To be sure, the Commissioner’s plan is not a perfect fit with the words of the statute. However, because the statute was not drafted with IBNR claims in mind, her nuanced and creative solution was properly approved by the liquidation court as the only hope for an end to these proceedings that will best serve the interests of the policyholders and the public.2
V
I am hopeful that this case will prompt the Legislature to address the specific difficulties that IBNR claims present in liquidation. Jurisdictions that have more recently examined the issue have produced statutes that offer explicit direction to both the Liquidator and the courts regarding the role that estimated claims should play in the process. For instance, Missouri has adopted the following language:
If the fixing or liquidation of any claim or claims would unduly delay the administration of the liquidation or if the administrative expense of processing and adjudication of a claim or group of claims of a similar type would be unduly excessive when compared with the moneys which are estimated to be available for distribution with respect to such claim or group of claims, the determination and allowance of such claim or claims may be made by an estimate. Any such estimate shall be based upon an actuarial evaluation made with reasonable actuarial certainty or upon another accepted method of valuing claims with reasonable certainty. [Mo. Ann. Stat. § 375.1220.2 (LexisNexis 2007); see also 215 Ill. Comp. Stat. Ann. 5/209(7) (LexisNexis 2007) (noting “[c]ontingent or unliquidated general creditors’ and ceding insurers’ claims that are not made absolute and liquidated by the last day fixed by the court ... may be determined and allowed by estimation”).]
*107Both state statutes also provide details regarding how the estimation process can be effectuated where reinsurance is involved. See 215 Ill. Comp. Stat. Ann. 5/209(7)(b) (LexisNexis 2007); Mo. Ann. Stat. § 375.1212 (LexisNexis 2007). Certainly some revision of the statute to specifically address IBNR claims is worthy of legislative consideration.
VI
For the foregoing reasons, I would reverse the judgment of the Appellate Division and reinstate the order of the liquidation court approving the Commissioner’s FDP.

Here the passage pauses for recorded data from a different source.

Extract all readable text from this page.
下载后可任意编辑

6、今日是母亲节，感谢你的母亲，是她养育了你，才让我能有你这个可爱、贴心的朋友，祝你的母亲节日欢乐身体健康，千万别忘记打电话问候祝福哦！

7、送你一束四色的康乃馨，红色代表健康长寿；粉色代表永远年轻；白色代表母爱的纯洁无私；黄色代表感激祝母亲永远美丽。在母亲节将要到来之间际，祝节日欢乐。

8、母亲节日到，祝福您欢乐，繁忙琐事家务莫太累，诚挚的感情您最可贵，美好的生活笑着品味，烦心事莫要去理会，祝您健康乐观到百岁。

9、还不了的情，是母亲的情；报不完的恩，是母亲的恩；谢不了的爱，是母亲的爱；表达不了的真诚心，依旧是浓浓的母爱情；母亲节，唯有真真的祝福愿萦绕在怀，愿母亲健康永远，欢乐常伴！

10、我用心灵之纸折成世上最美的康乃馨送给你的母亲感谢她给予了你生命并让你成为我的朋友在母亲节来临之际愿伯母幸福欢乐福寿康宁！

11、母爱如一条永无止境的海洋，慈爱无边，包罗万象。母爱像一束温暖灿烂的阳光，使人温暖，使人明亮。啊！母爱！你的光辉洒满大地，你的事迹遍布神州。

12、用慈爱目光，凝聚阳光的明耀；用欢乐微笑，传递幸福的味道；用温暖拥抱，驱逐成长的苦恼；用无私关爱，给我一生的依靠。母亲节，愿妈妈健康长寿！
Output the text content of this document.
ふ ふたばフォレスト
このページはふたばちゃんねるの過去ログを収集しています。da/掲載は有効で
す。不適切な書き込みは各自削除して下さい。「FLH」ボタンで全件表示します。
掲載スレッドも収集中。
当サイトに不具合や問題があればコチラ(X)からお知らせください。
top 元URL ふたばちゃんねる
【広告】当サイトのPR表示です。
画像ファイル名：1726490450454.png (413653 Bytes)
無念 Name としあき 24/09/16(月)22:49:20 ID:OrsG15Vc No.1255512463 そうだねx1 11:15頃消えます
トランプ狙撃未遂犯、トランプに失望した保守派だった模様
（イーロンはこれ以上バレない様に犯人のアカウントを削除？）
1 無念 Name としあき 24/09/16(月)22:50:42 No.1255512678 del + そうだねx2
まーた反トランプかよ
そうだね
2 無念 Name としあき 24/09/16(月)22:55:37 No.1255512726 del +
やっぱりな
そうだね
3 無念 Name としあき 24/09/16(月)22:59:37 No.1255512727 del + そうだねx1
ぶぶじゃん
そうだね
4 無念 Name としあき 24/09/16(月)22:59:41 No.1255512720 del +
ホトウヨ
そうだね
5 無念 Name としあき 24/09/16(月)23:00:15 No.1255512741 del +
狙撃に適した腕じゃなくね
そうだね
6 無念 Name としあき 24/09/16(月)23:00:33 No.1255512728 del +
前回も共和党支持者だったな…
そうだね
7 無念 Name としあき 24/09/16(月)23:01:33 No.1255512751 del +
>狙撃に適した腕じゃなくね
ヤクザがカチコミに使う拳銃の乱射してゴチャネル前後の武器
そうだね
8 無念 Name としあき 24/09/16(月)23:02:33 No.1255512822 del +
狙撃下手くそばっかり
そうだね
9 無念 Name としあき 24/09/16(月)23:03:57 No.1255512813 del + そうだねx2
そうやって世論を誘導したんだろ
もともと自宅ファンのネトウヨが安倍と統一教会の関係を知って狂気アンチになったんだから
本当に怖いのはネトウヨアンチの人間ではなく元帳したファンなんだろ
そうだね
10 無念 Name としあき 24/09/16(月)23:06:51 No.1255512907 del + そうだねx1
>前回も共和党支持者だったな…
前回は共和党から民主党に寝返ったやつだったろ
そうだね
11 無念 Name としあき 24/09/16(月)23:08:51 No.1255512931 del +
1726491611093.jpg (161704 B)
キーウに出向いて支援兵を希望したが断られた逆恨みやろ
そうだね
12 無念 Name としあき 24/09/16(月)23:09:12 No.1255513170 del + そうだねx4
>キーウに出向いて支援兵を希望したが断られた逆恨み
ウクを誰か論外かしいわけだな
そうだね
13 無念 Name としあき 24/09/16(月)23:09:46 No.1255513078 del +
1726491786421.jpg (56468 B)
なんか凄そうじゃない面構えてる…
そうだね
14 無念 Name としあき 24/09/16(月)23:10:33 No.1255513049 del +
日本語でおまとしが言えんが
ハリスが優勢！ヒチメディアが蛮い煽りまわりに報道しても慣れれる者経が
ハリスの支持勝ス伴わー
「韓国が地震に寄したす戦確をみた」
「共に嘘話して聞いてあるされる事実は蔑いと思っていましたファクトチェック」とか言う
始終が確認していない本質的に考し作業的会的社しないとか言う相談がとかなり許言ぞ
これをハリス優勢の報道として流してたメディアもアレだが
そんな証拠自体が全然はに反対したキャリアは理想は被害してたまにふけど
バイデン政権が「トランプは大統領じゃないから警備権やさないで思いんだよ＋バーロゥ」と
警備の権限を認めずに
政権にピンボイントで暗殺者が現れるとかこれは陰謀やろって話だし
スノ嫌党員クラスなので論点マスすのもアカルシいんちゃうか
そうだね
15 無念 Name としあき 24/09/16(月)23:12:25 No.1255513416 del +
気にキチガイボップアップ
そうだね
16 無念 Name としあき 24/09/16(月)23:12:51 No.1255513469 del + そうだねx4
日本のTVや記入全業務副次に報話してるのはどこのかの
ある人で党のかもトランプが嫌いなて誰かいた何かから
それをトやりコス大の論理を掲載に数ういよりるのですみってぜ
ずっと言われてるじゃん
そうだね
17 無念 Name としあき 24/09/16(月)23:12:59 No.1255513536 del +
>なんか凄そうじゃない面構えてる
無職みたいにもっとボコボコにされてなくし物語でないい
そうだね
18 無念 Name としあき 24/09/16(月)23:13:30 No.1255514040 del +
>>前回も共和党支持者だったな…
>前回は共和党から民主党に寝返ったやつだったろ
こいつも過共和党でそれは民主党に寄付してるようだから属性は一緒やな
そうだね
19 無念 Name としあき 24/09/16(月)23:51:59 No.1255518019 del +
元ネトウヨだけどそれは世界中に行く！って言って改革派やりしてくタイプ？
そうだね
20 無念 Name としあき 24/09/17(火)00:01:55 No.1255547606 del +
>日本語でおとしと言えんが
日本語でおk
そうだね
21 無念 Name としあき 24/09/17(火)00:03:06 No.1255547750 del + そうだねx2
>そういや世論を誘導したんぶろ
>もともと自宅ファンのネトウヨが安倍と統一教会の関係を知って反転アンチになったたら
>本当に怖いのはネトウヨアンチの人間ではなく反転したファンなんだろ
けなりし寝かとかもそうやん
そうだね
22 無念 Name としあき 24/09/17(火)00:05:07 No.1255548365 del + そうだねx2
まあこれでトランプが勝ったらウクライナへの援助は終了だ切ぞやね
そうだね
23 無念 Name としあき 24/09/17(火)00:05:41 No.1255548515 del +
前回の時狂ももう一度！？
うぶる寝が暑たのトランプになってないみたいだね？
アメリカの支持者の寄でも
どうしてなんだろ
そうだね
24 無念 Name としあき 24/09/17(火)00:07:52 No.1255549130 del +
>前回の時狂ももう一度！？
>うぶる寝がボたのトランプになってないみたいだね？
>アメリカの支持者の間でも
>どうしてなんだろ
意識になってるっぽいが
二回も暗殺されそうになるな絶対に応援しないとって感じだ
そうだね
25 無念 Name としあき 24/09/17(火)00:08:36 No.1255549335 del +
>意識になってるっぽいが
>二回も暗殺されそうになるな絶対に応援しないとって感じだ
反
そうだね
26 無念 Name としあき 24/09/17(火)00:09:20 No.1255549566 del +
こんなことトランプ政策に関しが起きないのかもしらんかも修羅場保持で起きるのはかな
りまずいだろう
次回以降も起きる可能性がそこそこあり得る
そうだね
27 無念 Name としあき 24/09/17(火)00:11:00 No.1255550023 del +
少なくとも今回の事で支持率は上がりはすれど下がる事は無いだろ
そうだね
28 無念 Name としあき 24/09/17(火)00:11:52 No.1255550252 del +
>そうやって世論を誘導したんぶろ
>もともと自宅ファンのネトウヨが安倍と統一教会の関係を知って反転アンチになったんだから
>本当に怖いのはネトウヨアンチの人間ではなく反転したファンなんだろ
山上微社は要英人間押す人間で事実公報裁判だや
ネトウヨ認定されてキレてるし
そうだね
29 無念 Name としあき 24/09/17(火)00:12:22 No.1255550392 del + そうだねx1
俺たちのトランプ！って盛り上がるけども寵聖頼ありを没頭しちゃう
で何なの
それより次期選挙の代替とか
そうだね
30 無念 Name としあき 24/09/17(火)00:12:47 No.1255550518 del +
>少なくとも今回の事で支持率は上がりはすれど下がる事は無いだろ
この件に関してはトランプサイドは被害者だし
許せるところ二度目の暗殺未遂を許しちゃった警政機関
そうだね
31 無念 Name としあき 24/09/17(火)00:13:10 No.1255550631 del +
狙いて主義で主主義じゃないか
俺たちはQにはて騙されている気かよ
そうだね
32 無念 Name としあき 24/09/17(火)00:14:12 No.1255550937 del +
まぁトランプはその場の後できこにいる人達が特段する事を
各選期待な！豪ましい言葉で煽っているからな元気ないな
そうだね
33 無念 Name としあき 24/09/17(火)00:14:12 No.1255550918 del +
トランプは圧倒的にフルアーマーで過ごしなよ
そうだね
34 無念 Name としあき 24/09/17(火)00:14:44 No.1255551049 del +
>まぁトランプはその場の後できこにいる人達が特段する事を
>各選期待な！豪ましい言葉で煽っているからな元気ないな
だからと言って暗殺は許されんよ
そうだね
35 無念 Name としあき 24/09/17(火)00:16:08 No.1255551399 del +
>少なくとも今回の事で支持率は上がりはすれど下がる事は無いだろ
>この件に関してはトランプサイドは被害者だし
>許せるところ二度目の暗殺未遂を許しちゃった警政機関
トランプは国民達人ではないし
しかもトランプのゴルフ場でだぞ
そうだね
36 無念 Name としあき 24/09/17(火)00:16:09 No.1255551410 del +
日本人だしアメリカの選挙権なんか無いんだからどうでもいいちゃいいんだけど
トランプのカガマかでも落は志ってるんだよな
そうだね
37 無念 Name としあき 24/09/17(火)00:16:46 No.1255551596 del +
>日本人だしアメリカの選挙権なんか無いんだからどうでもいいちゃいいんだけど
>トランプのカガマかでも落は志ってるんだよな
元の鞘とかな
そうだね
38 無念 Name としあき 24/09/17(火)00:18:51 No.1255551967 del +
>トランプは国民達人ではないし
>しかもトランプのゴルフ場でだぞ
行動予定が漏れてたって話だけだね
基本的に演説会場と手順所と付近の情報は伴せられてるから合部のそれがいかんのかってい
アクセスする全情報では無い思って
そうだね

Justice ALBIN joins in this opinion. For affirmance in part/vacation/remandment — Chief Justice RABNER and Justices WALLACE and RIVERA-SOTO — 3. For reversal — Justices LONG and ALBIN — 2.Prior to liquidation, Integrity obtained reinsurance on most of its risks. Reinsurance is a "secondary level of insurance of risks" in which the reinsurer agrees to indemnify the reinsured or "cedent” against all or part of a loss that the cedent may suffer under a policy it issued. George J. Kenney & Frank A. Lattal, New Jersey Insurance Law § 17-2 at 559 (2d ed. 2000) (citation omitted). In turn, many of Integrity's reinsurers retroceded portions of their risks to other reinsurers known as retrocessionaires. See id. § 17-5 at 561 (noting retrocessio-naires represent a third level of insurance of risks). Most of Integrity's reinsurance contracts provided for the payment of reinsurance to the Liquidator in the case of insolvency.
Although the only issue before us is the validity of the Commissioner's FDP, I note that estimation of IBNR claims solely for the purpose of earmarking funds pursuant to which future absolute claims can be satisfied would not violate N.J.S.A. 17:30C-28(a).